Preska presides over the U.S. District Court for the Southern
District, which consists of 59 judges and four courthouses,
including the one in downtown Manhattan. The Pearl Street
location, housing the district court and the 2nd U.S. Circuit
Court of Appeals, has been closed since Monday and will remain
so through the end of the week.
Edward Friedland, the district executive, said in an
interview that newly arrested defendants needing to see a judge
would appear before a magistrate at the courthouse in White
Plains, which, along with the courthouses in Middletown and
Poughkeepsie, was operating normally Wednesday.
On Wednesday, auxiliary generators provided emergency
lighting and enough electricity to operate three of the more
than a dozen elevators at 500 Pearl Street, where roughly 40
judges and magistrates sit.
GETTING CREATIVE
While most of the courthouse remained dark, certain
proceedings had to take place, forcing judges and lawyers to get
creative.
In an unlit courtroom on the 14th floor, U.S. District Judge
Colleen McMahon held a telephone hearing on the bail conditions
of Paul Ceglia, the entrepreneur charged with engineering a
multimillion-dollar scheme to defraud Facebook and its chief
executive, Mark Zuckerberg.
Ceglia was in Buffalo, where he had been arrested on charges
originating in New York. With the phone lines in the Manhattan
courthouse down, a prosecutor in McMahon's court used a cell
phone so Ceglia and court officials in Buffalo could hear the
proceeding.
"We need belts and suspenders," McMahon joked, as
prosecutors and Ceglia's public defender, David Patton, the
chief attorney of the Federal Defenders of New York, huddled
around the judge's bench to speak into the phone.

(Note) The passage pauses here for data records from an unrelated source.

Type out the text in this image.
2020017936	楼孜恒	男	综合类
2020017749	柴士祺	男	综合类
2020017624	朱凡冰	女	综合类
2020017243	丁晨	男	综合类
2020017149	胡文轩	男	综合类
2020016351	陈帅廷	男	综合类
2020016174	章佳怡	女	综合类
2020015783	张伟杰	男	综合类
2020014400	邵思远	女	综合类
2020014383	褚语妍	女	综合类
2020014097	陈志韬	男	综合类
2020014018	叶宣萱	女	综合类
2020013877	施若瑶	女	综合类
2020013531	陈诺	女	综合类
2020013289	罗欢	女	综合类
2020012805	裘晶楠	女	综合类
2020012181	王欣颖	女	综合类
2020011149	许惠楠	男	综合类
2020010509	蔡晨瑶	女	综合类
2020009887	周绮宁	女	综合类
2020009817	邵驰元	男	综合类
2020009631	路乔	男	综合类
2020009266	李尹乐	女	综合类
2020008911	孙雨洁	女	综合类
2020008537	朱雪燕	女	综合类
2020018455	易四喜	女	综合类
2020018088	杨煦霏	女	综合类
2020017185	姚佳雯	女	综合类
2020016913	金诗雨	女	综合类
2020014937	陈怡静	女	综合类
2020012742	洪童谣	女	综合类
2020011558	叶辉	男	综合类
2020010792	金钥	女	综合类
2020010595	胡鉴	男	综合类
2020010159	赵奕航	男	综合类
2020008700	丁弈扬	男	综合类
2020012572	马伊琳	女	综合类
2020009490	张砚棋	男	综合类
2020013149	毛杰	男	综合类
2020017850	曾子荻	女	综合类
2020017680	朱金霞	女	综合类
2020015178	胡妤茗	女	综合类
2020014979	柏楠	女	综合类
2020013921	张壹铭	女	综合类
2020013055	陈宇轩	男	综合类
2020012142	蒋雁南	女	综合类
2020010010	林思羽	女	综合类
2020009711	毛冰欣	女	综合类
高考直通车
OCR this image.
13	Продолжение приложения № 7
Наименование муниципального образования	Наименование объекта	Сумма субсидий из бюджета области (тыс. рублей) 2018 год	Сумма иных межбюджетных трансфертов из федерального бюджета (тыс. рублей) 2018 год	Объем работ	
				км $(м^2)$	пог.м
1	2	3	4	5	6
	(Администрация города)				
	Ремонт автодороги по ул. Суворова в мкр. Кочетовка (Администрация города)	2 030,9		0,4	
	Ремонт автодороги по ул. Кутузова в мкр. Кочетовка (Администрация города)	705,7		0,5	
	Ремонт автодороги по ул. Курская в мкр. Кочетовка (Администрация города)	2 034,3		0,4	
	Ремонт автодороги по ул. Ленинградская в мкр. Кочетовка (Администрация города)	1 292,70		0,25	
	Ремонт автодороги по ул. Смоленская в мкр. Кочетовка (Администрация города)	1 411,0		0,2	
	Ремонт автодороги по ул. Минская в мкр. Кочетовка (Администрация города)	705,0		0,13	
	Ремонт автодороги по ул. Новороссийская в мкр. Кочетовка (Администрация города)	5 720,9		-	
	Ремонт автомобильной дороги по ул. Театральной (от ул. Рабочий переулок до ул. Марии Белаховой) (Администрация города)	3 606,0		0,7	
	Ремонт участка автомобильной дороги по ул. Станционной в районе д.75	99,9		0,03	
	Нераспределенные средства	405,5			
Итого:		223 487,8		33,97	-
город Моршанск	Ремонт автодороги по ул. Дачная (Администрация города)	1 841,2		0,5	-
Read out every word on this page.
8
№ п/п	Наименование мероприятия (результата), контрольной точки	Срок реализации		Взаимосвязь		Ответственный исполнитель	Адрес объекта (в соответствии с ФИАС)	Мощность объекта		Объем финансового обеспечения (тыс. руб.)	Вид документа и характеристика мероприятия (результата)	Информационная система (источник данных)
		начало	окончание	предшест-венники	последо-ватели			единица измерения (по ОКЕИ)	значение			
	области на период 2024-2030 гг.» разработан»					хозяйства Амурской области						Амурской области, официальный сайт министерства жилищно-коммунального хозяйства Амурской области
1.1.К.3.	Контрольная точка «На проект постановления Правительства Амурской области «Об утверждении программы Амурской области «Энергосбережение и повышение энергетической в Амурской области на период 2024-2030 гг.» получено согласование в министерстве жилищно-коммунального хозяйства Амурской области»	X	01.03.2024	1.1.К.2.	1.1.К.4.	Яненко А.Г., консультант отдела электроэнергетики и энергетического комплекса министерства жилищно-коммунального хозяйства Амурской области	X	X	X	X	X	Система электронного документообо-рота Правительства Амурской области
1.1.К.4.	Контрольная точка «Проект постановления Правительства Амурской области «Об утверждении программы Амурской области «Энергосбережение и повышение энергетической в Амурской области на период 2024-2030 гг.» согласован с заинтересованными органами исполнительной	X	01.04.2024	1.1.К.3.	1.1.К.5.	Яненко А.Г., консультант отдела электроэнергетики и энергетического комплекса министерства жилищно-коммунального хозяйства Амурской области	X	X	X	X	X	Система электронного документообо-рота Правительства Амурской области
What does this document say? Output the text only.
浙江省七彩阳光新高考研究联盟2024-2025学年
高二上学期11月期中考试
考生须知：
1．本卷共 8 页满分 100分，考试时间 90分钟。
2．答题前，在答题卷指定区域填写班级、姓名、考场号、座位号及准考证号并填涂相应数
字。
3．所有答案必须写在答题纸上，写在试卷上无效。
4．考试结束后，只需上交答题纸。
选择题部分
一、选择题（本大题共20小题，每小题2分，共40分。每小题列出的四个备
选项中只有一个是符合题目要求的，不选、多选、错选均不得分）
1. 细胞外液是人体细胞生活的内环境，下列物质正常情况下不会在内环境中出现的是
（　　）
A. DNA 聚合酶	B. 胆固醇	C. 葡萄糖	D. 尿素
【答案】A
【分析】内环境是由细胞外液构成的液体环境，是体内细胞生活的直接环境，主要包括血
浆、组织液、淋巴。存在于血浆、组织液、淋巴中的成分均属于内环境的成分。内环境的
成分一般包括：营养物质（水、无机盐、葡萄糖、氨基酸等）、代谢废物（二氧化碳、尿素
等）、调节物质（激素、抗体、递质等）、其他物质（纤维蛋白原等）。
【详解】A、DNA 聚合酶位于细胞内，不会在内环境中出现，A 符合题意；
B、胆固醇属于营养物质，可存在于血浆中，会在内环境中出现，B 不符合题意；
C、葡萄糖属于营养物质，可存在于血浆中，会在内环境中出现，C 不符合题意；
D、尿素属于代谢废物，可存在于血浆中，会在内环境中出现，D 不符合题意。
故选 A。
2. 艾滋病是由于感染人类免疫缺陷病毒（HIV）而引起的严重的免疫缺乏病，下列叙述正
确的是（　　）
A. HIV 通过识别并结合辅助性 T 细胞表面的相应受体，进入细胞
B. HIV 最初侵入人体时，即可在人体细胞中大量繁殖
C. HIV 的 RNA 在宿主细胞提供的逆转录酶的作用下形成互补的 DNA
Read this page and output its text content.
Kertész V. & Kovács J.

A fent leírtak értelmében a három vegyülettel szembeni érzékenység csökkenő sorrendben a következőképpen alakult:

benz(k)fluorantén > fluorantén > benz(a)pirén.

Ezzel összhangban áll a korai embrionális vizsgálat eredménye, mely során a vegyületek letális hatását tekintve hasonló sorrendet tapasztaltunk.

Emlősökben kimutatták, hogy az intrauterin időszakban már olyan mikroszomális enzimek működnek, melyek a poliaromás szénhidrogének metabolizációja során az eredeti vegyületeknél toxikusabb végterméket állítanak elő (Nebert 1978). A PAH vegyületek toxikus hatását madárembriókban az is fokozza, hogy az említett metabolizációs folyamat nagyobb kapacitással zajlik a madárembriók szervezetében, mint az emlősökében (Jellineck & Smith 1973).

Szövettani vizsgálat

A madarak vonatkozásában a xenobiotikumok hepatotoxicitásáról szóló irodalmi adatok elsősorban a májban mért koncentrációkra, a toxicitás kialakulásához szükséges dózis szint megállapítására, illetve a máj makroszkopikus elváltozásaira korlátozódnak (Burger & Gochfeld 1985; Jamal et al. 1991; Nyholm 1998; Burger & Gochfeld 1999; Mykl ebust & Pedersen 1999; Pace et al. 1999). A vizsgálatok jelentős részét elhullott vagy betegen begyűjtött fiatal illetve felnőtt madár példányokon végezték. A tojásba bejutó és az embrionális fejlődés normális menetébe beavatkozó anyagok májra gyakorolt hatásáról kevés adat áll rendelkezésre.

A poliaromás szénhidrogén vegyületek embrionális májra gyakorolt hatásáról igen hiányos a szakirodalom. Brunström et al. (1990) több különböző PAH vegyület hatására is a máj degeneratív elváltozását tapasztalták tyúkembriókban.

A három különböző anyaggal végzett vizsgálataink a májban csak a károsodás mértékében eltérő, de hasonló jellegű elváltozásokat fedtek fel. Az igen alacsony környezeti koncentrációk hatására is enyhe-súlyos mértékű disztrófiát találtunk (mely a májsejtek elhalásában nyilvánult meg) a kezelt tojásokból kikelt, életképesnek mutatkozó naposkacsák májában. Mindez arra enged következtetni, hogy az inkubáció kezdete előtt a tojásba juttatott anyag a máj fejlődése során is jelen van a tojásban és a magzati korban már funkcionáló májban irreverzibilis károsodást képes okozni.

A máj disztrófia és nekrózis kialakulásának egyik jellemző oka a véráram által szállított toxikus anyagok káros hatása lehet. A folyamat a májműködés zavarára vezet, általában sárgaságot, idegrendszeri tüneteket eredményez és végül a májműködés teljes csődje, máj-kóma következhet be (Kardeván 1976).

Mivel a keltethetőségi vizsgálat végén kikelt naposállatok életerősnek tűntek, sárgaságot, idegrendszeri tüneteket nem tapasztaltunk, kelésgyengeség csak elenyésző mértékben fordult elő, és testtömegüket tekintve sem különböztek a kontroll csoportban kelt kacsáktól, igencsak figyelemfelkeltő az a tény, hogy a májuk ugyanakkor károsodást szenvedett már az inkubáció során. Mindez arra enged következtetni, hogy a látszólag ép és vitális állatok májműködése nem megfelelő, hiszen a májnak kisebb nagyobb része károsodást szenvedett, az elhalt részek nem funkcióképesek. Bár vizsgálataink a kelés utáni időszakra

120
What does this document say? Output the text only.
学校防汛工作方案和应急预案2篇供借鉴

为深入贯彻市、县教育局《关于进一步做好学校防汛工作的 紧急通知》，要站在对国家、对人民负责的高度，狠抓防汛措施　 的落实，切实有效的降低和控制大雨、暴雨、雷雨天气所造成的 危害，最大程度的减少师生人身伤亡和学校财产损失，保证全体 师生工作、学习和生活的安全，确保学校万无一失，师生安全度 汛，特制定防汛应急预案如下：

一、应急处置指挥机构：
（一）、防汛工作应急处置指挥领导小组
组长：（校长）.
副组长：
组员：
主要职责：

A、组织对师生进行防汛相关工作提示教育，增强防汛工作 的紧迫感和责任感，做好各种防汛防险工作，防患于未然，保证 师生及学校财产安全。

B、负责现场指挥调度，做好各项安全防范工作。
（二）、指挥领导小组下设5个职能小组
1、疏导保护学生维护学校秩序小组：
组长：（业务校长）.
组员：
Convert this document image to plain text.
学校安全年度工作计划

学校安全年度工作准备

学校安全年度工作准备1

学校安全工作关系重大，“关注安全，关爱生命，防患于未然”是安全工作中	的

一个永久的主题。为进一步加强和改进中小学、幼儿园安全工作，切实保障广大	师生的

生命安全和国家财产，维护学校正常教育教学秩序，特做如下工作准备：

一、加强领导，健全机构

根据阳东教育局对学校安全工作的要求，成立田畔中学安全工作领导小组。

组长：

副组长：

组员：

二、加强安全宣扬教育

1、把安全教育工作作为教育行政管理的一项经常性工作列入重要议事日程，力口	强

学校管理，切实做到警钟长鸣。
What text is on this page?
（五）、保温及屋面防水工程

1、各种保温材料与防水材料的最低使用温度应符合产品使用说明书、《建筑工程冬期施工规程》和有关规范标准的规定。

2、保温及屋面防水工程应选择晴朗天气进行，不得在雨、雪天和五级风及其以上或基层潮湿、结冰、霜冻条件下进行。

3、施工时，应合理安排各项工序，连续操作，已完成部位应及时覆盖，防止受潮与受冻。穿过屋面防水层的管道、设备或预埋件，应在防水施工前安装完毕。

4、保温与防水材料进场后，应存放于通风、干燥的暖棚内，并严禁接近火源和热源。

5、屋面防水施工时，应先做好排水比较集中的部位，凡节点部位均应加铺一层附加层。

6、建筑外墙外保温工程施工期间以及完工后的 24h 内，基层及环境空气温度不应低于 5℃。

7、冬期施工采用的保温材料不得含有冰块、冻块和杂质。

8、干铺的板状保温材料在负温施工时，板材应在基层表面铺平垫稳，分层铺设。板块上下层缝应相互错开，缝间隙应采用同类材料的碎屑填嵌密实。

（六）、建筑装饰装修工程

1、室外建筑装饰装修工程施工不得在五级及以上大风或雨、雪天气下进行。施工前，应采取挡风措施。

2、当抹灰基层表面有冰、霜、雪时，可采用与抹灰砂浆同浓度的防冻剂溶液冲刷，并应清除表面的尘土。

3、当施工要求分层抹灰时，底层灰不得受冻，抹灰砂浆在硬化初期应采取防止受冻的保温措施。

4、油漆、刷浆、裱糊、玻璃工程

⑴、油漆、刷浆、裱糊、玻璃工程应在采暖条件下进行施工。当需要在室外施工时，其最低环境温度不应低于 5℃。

"I'm in a very dark room with a very small light bulb over
me," McMahon said. "We have a bunch of lawyers gathered today
under adverse circumstances but we need to have this hearing and
we need to have it today."
Patton argued to the judge that Ceglia posed no danger and
should be granted bail. McMahon set Ceglia's bail at $250,000
and ordered home detention with electronic monitoring within 15
miles of his house near Rochester.
As the hearing ended, McMahon said, "We're having horrendous
phone difficulties here in lower Manhattan. It's really quite
extraordinary, there hasn't been anything like it, or at least
not since 9/11."
Patton declined to comment after the hearing.